One in four Nepalis is diabetic yet public awareness and understanding of diabetes is still very low
One in four Nepalis is diabetic. Thousands have died and hundreds more suffer from visual impairment, blindness, or kidney failure due to complications of having high blood sugar levels for years.
Yet public awareness and understanding of diabetes is still very low. Children are taught about major killers like malaria, TB, HIV/AIDS in school, but diabetes unfortunately does not fall in this list.
The good news is that the government now provides free hemodialysis in select hospitals like Patan Hospital. For hundreds of diabetics whose kidneys can no longer filter impurities in the blood, this free service (which otherwise costs upwards of Rs 25,000 per month) is allowing them to live longer.
Diabetic nephropathy, a progressive kidney disease, is the major reason why so many Nepalis have to undergo hemodialysis. Nephropathy may be functionally silent that means patients may not show any symptoms for 10 to 15 years after the onset of diabetes. The commonly-used dipstick test (a strip of paper put into a urine sample) will pick up albumin (protein) only when nephropathy is in its advanced stage.
Therefore, it is imperative for diabetics to keep their blood sugar level under control during these ‘silent years’ to avoid (or postpone) renal failure. Because once the albumin becomes significant enough to be detected by dipstick, there is a steady decline in renal function with the rate of blood and plasma filtering in the kidney decreasing on an average of 1ml/min per month.

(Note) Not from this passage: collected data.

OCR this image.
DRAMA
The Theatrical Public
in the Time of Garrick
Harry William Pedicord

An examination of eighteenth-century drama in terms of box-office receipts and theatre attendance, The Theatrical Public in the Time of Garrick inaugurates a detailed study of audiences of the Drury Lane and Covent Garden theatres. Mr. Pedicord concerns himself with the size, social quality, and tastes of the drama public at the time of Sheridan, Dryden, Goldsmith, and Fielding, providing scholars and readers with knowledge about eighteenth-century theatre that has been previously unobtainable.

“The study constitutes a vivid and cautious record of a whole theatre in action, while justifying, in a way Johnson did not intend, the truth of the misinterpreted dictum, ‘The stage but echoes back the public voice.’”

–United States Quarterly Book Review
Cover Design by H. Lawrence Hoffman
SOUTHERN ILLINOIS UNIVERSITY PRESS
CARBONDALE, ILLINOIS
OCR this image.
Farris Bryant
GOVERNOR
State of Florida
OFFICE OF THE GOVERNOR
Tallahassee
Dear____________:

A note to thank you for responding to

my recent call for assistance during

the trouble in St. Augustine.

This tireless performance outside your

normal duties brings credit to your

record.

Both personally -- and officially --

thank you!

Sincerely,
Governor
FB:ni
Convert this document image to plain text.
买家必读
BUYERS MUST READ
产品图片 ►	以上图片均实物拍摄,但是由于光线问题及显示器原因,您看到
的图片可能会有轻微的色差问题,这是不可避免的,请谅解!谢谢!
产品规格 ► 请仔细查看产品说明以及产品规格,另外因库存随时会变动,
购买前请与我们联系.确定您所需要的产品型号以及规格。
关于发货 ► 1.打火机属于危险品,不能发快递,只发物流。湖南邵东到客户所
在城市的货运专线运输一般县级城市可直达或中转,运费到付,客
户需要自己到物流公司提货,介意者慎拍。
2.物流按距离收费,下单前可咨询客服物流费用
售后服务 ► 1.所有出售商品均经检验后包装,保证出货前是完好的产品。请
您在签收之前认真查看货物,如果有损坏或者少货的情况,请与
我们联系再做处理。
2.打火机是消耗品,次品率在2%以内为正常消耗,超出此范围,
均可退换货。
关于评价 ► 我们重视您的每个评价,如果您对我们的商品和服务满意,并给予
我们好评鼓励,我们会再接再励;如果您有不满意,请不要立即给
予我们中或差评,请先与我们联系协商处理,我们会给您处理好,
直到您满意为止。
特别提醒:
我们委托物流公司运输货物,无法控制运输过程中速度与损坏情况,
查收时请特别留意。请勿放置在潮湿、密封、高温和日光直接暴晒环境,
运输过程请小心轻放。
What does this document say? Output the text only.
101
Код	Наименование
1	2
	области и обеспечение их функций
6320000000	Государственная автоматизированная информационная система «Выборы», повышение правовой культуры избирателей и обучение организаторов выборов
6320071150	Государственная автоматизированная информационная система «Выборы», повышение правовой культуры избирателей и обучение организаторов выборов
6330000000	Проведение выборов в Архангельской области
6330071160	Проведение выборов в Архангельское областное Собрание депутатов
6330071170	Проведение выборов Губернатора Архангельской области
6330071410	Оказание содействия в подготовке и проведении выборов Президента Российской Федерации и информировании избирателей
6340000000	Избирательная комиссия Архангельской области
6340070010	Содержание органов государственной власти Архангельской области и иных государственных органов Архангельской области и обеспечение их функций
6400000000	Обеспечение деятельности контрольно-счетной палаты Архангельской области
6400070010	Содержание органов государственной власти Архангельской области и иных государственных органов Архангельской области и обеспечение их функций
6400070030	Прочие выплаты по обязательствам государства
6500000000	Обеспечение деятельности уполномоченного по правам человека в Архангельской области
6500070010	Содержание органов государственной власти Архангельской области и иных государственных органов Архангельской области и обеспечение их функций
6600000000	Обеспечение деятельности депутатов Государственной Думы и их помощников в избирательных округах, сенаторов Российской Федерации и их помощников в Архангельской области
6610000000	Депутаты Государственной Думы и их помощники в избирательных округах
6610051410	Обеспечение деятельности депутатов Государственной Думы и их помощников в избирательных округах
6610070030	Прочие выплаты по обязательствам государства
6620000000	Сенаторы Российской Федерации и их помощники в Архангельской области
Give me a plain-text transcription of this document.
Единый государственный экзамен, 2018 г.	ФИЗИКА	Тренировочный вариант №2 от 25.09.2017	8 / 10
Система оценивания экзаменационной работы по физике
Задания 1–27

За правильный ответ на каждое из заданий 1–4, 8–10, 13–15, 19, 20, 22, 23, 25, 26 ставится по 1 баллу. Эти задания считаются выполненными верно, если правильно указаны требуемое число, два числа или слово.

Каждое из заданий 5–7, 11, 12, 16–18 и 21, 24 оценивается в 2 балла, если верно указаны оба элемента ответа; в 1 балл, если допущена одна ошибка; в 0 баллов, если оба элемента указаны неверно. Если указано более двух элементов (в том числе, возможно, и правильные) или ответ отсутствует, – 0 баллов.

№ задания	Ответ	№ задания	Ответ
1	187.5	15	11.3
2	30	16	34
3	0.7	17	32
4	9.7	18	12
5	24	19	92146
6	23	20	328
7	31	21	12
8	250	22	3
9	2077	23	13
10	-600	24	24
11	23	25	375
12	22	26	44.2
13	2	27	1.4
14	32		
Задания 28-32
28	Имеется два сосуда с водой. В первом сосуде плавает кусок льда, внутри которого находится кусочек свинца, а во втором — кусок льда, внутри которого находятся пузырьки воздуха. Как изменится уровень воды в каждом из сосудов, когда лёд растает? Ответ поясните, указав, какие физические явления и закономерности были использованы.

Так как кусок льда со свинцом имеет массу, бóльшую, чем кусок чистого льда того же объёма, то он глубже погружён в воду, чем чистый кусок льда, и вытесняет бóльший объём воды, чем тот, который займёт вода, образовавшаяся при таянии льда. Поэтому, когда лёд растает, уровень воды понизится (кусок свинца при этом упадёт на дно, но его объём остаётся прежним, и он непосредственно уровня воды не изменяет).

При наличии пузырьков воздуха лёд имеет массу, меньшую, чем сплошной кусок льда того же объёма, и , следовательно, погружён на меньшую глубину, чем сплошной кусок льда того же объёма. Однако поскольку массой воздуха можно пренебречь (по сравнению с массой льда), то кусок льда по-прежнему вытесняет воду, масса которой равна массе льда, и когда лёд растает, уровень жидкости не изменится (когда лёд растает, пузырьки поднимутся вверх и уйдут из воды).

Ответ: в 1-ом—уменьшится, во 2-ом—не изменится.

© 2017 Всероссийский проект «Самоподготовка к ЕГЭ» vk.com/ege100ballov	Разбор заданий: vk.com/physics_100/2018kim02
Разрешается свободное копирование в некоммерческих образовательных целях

Since the normal function of the kidney is to filter about 125ml/min, this steady decline will lead to kidney failure in about 12 years after diagnosis of diabetes. However, if blood sugar is kept in check and spilling of albumin in the urine is prevented, this complication can at least be postponed or avoided.
Our emphasis has to be prevention though. Healthy and balanced diet, regular exercise, and maintaining age/height appropriate weight will help keep blood sugar to a normal of 70-100 mg/dL. Alongside taking their medicines or insulin shots, those with diabetes too should follow these three steps to lead longer, healthier lives.